To enhance HAZWOPER training and make it as engaging and effective as possible, Charles River is creating an Immersive Modular Preparedness Intelligent Tutor (IMPRINT). The training system includes VR modules in which students can practice the steps to take in hazardous scenarios. Charles River software engineers are collaborating with the New England Consortium Health and Safety Training Center via the University of Massachusetts Lowell and the Boston Fire Department to design three-dimensional scenes that match existing course content.

“We’re giving trainers the tools they need to teach people how to safely do jobs that keep our society going during emergencies,” said Dan Duggan, software engineer, extended reality (XR) development lead at Charles River Analytics, and Co-Principal Investigator on the IMPRINT effort.

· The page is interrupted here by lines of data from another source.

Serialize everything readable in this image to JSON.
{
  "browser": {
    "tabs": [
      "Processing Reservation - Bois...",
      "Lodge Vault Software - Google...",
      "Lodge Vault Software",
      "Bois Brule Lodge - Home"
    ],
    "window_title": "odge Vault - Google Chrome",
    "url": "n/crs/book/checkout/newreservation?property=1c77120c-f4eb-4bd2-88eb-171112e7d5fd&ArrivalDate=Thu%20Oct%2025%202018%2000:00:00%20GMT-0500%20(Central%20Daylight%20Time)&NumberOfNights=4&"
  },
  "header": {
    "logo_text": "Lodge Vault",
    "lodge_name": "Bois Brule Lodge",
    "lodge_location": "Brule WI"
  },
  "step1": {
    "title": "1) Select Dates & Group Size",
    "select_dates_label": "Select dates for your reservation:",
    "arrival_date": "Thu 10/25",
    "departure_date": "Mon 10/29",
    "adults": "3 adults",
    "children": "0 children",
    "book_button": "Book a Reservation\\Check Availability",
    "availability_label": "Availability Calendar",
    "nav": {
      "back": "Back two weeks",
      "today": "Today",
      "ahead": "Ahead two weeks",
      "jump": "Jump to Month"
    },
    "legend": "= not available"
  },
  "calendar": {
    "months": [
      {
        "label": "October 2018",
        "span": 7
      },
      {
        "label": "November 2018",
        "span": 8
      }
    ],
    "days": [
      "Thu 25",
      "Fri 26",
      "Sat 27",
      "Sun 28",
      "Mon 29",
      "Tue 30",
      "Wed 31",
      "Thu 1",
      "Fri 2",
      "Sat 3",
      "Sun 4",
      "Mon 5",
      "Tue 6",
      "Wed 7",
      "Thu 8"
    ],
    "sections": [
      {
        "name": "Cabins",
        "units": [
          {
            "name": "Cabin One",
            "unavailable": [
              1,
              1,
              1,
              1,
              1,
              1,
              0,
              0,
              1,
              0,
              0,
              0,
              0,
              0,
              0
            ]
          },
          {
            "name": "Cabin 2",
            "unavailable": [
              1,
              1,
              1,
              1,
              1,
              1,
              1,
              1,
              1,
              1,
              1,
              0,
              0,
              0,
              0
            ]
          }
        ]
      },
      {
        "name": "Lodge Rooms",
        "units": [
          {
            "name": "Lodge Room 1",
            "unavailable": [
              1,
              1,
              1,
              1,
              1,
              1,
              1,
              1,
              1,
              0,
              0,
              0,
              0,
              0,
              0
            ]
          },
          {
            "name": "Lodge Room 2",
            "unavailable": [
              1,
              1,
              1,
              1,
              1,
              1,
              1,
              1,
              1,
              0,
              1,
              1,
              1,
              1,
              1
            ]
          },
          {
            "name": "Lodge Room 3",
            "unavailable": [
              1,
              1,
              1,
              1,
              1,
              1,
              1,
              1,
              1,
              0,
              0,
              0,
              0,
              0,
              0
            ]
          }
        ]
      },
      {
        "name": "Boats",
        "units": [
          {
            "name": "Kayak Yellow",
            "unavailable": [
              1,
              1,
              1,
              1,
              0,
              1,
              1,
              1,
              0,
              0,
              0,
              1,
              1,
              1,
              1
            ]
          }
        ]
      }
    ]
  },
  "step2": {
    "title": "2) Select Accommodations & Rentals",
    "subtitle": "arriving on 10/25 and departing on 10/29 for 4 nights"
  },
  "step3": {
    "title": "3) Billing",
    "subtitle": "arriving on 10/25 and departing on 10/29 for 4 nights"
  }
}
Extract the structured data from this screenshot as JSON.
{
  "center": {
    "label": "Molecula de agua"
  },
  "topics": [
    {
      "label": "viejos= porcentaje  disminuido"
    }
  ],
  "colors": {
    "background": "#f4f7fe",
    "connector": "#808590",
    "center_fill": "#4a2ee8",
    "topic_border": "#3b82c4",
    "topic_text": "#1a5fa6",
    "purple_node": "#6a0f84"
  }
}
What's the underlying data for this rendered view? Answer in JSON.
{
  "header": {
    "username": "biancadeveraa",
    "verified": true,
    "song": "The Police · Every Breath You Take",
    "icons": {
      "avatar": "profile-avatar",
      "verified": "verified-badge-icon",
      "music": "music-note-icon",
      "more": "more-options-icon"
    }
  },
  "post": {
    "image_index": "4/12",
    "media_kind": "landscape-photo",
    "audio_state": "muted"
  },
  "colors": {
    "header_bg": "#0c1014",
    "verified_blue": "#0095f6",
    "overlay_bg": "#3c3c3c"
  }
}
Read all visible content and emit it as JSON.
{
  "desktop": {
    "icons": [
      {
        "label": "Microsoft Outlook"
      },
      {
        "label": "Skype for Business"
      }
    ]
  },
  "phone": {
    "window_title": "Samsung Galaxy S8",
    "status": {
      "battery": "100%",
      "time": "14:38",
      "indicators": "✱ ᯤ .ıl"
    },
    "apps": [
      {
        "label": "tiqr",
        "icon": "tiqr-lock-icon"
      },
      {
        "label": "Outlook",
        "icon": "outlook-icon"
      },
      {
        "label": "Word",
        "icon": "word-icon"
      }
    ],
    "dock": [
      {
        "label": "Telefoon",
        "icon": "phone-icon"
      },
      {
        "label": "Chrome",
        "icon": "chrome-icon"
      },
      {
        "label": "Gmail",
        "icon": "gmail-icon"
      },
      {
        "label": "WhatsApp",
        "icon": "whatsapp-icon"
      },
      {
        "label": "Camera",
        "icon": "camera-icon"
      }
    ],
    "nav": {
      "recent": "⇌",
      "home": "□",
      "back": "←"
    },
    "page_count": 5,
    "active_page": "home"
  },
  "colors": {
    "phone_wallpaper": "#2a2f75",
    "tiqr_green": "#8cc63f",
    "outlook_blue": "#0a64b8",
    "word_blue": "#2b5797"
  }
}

The team proved the concept in previous phases and built relationships with key partners. In Phase II, the XR team is building immersive tabletop simulations using the Meta Quest 2 VR headset. They are creating narratives, sketching maps, selecting 3D assets, and developing game mechanics to complement existing course material and to match HAZWOPER training objectives. For example, they are designing a 3D scene in which trainees determine what to do when they encounter a puddle with a live wire.

Trainees can use IMPRINT to apply complex, dangerous procedures in a safe, controlled virtual environment. A library of VR case studies will replace standard paper and PowerPoint scenario-based activities. IMPRINT’s immersive tabletop simulations will better prepare trainees for both their assessments and responses to real-world safety hazards.